Expanding and shifting the Type Herbarium into new space provided an opportunity to update and reorganize it into the same new phylogenetic arrangement as the main herbarium. From late 2019 to early 2020, I began to shift the type specimens into their new families, and the families into their new herbarium cases. Between assigning genera to their proper updated families, and then physically moving the specimens, this process took about four months. The result is that, while types remain in numeric order within a family, their family assignment will also be required to find them.
In the short term, type specimens are going to be a little more difficult to find. To complicate things further, our understanding of the relationships of genera within the families has also changed. In parallel with the family rearrangements, genera in every family are being re-numbered to reflect these new understandings. The new genus numbers will have two parts, with the first indicating the family number and the second the genus number within that family (e.g., 018-074 for the Annonaceae genus Guatteria). This is an ongoing task in the main herbarium, and most families in the Type Herbarium have not yet been updated with the new genus numbers.
How does one find a type? The first piece of information is the typified name. Knowing that, you will need two additional pieces of information: the current family assignment of the genus and the corresponding genus number. Taxonomic records in EMu (the department’s collections management software) are being updated, but the new family circumscriptions can be found online at the Angiosperm Phylogeny Website. Several of the major online resources like Tropicos, IPNI, and Plants of the World Online have already updated their records to reflect new family assignments. Wikipedia is another surprisingly good source for information on the new classifications. Genus numbers can be found by looking up the name in the taxonomy module of EMu, or by checking the genus number database on the Botany Department’s Intranet (accessible on Smithsonian computers only). Genera are still arranged numerically within each family, and species are arranged alphabetically within each genus. (One exception is Poaceae, in which types have always been filed alphabetically by both genus and species.) To help find the new location of a family, a list has been printed and posted in various locations around the herbarium. I am also available in person to provide assistance in finding type specimens.

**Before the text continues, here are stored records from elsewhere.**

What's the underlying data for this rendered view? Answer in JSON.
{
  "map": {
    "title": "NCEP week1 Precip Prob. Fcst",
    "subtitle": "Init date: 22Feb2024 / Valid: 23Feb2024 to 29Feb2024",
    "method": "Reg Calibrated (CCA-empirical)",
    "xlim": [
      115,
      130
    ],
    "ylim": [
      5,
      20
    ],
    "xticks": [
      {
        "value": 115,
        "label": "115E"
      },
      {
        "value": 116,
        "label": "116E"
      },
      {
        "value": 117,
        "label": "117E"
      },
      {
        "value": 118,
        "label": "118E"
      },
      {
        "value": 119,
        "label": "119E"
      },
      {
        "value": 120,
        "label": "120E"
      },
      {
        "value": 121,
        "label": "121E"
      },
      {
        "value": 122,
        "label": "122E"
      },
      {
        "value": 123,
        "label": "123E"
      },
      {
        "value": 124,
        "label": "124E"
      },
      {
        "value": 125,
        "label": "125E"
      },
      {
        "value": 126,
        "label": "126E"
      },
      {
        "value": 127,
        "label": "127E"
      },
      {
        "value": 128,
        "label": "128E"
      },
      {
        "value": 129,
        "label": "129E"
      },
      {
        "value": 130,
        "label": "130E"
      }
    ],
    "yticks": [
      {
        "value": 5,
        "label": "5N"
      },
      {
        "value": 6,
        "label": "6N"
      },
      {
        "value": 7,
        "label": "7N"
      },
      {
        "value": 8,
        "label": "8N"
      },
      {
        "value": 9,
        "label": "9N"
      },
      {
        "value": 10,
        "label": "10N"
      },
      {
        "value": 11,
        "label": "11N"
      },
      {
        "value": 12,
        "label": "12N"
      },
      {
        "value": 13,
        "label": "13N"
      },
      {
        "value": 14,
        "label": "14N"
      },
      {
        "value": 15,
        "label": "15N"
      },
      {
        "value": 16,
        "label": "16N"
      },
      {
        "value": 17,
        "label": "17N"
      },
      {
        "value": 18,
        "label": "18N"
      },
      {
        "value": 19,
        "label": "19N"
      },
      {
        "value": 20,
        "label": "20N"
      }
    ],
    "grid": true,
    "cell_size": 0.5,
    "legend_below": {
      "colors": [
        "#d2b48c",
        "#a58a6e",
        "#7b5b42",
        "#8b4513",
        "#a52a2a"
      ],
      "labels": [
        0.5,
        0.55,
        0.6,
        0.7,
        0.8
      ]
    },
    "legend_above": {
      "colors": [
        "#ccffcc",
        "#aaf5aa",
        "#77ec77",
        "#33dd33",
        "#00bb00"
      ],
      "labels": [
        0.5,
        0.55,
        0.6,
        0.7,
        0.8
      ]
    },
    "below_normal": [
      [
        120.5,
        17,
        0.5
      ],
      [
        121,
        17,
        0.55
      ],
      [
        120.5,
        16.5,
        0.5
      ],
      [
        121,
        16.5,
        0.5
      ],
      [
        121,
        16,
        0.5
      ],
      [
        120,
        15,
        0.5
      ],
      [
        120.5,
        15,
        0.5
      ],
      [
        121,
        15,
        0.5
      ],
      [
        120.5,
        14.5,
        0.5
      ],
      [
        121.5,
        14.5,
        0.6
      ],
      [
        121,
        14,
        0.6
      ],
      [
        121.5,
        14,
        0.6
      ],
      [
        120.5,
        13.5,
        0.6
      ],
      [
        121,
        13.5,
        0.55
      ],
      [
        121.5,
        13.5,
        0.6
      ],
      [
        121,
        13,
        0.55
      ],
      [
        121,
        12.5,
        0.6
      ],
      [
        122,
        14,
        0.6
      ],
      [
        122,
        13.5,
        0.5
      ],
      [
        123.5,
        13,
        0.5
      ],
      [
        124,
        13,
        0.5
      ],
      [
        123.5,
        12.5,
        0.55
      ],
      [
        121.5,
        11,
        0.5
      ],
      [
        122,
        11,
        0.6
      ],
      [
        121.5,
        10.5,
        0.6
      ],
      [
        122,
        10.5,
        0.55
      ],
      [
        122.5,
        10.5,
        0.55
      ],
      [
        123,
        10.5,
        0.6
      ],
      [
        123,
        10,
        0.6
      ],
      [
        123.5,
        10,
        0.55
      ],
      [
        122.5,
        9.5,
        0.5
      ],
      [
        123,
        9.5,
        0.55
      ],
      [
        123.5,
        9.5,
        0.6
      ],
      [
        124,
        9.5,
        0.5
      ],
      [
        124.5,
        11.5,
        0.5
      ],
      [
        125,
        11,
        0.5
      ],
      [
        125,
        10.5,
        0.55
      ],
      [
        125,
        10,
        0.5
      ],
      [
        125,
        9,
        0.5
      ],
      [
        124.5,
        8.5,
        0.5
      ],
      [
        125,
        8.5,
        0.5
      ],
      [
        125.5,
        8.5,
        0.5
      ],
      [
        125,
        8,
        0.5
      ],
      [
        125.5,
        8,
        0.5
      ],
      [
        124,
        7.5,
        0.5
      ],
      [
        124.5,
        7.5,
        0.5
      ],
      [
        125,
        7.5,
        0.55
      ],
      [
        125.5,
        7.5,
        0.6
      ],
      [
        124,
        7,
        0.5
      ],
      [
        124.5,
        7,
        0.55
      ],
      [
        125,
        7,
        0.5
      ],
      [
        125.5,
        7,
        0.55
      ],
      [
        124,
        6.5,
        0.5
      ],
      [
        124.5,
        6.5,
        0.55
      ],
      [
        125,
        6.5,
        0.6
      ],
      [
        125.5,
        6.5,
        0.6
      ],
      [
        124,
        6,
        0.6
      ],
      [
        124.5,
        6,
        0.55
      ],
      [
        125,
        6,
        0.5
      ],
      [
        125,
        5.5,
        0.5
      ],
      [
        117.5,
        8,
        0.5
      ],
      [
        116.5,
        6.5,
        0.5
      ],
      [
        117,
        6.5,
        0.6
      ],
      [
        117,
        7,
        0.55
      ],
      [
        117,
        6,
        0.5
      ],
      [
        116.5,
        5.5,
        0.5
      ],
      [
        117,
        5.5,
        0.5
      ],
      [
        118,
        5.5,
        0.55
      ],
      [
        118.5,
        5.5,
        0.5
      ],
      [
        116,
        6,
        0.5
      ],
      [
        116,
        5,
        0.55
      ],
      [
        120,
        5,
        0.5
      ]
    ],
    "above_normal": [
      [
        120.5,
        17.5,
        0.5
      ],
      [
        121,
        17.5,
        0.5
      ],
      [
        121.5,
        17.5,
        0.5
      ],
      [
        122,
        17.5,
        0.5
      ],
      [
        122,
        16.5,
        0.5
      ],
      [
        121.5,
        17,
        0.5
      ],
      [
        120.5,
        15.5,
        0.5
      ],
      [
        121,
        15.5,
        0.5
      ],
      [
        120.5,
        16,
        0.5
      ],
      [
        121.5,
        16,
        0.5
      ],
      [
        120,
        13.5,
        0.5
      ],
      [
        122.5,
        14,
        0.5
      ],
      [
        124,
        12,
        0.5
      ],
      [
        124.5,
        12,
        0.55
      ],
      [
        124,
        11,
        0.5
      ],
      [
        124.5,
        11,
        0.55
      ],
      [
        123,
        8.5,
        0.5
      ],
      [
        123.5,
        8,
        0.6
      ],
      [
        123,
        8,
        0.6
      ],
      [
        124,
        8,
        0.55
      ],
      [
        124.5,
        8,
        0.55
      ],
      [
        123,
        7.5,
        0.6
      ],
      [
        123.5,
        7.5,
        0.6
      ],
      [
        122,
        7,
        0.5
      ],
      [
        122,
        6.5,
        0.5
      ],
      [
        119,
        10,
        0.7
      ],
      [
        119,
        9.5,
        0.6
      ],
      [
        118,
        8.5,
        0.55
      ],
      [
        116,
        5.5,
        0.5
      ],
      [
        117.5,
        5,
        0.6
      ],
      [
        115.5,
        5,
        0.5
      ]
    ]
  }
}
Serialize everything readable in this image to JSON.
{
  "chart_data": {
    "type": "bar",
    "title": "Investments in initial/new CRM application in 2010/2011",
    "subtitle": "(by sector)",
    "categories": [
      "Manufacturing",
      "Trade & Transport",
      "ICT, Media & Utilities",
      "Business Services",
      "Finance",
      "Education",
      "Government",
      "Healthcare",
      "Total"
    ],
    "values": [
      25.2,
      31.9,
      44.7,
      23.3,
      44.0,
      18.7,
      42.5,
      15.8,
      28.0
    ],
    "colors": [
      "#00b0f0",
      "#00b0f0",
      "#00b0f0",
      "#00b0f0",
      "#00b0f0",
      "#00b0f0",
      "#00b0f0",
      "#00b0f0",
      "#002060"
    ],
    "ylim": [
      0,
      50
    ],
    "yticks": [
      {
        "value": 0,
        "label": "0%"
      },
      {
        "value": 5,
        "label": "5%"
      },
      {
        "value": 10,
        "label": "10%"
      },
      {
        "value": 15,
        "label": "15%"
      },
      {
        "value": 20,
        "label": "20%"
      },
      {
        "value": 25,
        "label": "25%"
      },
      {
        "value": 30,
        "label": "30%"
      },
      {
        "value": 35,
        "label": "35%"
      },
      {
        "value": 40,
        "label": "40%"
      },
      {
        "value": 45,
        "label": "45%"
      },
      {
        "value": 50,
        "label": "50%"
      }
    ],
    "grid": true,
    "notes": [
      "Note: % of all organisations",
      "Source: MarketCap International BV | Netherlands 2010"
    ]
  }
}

The pteridophyte types have always been curated separately from the rest of the vascular plant types. They were formerly arranged phylogenetically, according to the currently accepted name of each type, using an arrangement devised by former curator Dave Lellinger. This arrangement made types difficult to find and to file. Schuettpelz decided to arrange the pteridophyte types alphabetically by genus and species and this has proven to be a much easier arrangement to maintain. The grass types have similarly been filed alphabetically. Based on the demonstrated ease and convenience of finding and filing types in these two groups, the Collections Committee has given its approval to arrange all types alphabetically – a project for the future.
Several tasks remain. First, we are working to update the taxonomic records in EMu with new family assignments and new genus numbers. All type folders in the Type Herbarium need to be updated with the new family assignment and genus number. At some time in the future, types will be arranged alphabetically within each family. Finally, several of our smaller type collections have been neglected for decades, notably the lichen and bryophyte types. Both groups need extensive curation, but we currently lack curators actively working with these groups.